I know this first hand. I grew up in Hong Kong and each day it takes me three rounds of bus, minibus, and yet another bus before I can get to school. Yet oddly enough I developed a queer habit of composing Chinese poetry during those bored stiff vehicular sojourns. I would try out different sounds and rhymes till the verses fit and flow. And by the time I finally get home wasted, I do what Americans would call “crash” – collapse in bed and sleep like there’s no tomorrow. But after I came to Macau, I realized how much more productive I can be with the time I gained by obviating the need of hustling and clogging through metros and traffic jams. But that also mean I have been spending more time working on my laptop incessantly. I usually keep my MSN, QQ and now Facebook on, and boy, by proportion, I really notice that my Macau students stay online much longer and log on more frequently than my other students in Hong Kong.

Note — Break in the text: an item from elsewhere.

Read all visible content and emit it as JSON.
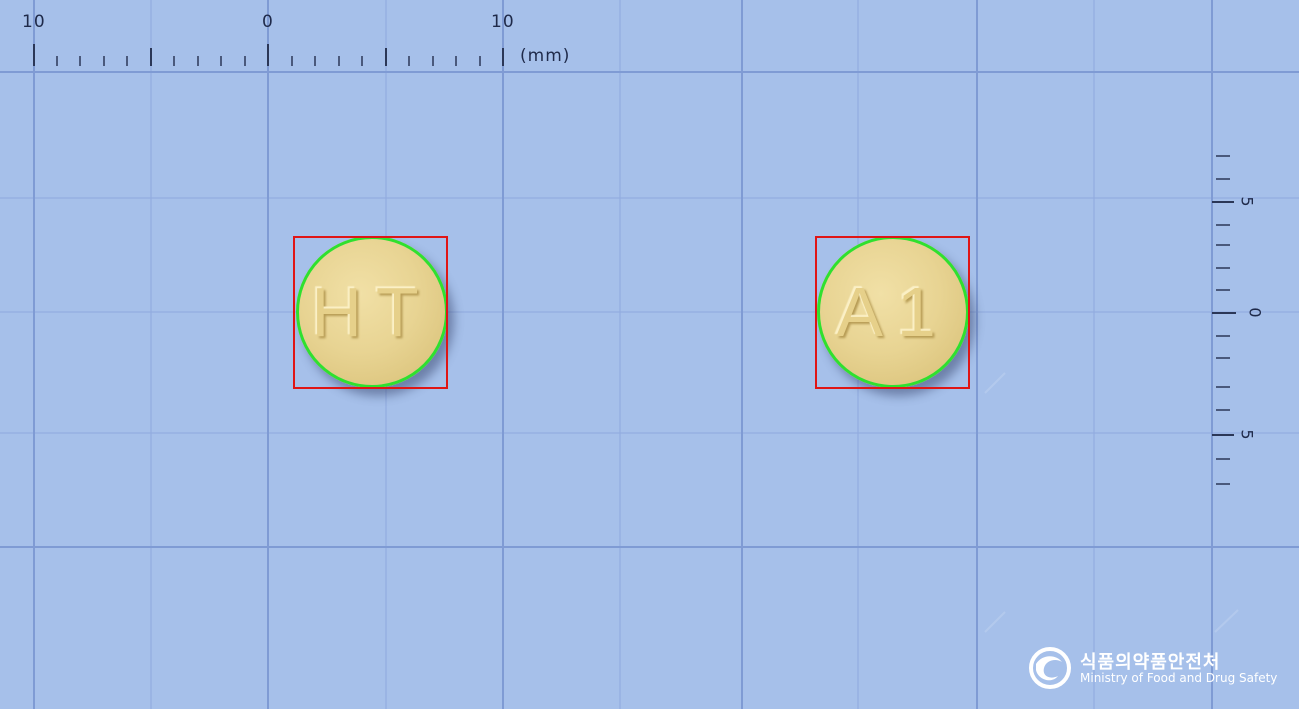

Throughout my online interaction with them, two major issues rose to my attention, not without some ounces of worry. First, they tend to reveal more and more their inner world openly in the virtual world, sometimes so bubbly that you wonder what makes them so wired. But, voila, the moment you meet them the next morning in person face to face at school or on the street, they behave shier than a clam (I ain’t that off-putting, am I?). So I do agree with the observations of researches that say growing cyber communication may worsen the darker side of reclusive personality in some young people. The second problem is the euphemized expression “compensated dating” (援交 in Chinese), which is nothing short of internet prostitution. (Dating for pure consensual free sex is yet another issue which can’t be dealt with in full here.) In Hong Kong, the deterring factor that’s been checking the unbridled growth of online prostitution of underaged people is ironically the media. Hong Kong newspapers and rags often feature such offences and soup them up way beyond decency, thus raising social concerns. But in Macau, where news reporting tends to be more factual, sexual offenses appear less sensational, therefore perhaps less addressed. Here’s a scenario. Given the fact that Macau is a small place, should a teenage girl decide to sell her body to a local client met online, it wouldn’t take much time for the deal to be negotiated, paid and sealed. The teenager still gets home in time for dinner and to do homework before anyone in the family will ever notice.
Enough of these disturbing findings. Now, to counteract the fateful trend associated with internet abuse, I know many concerned parents are adamant in trying to nip it at the butt. One ideal solution I have seen done, which takes steel-like determination against all odds, is to have only ONE household computer placed smack middle in the living room in plain sight. This protects not only those need-to-be-disciplined kids, but some naughty grownups too.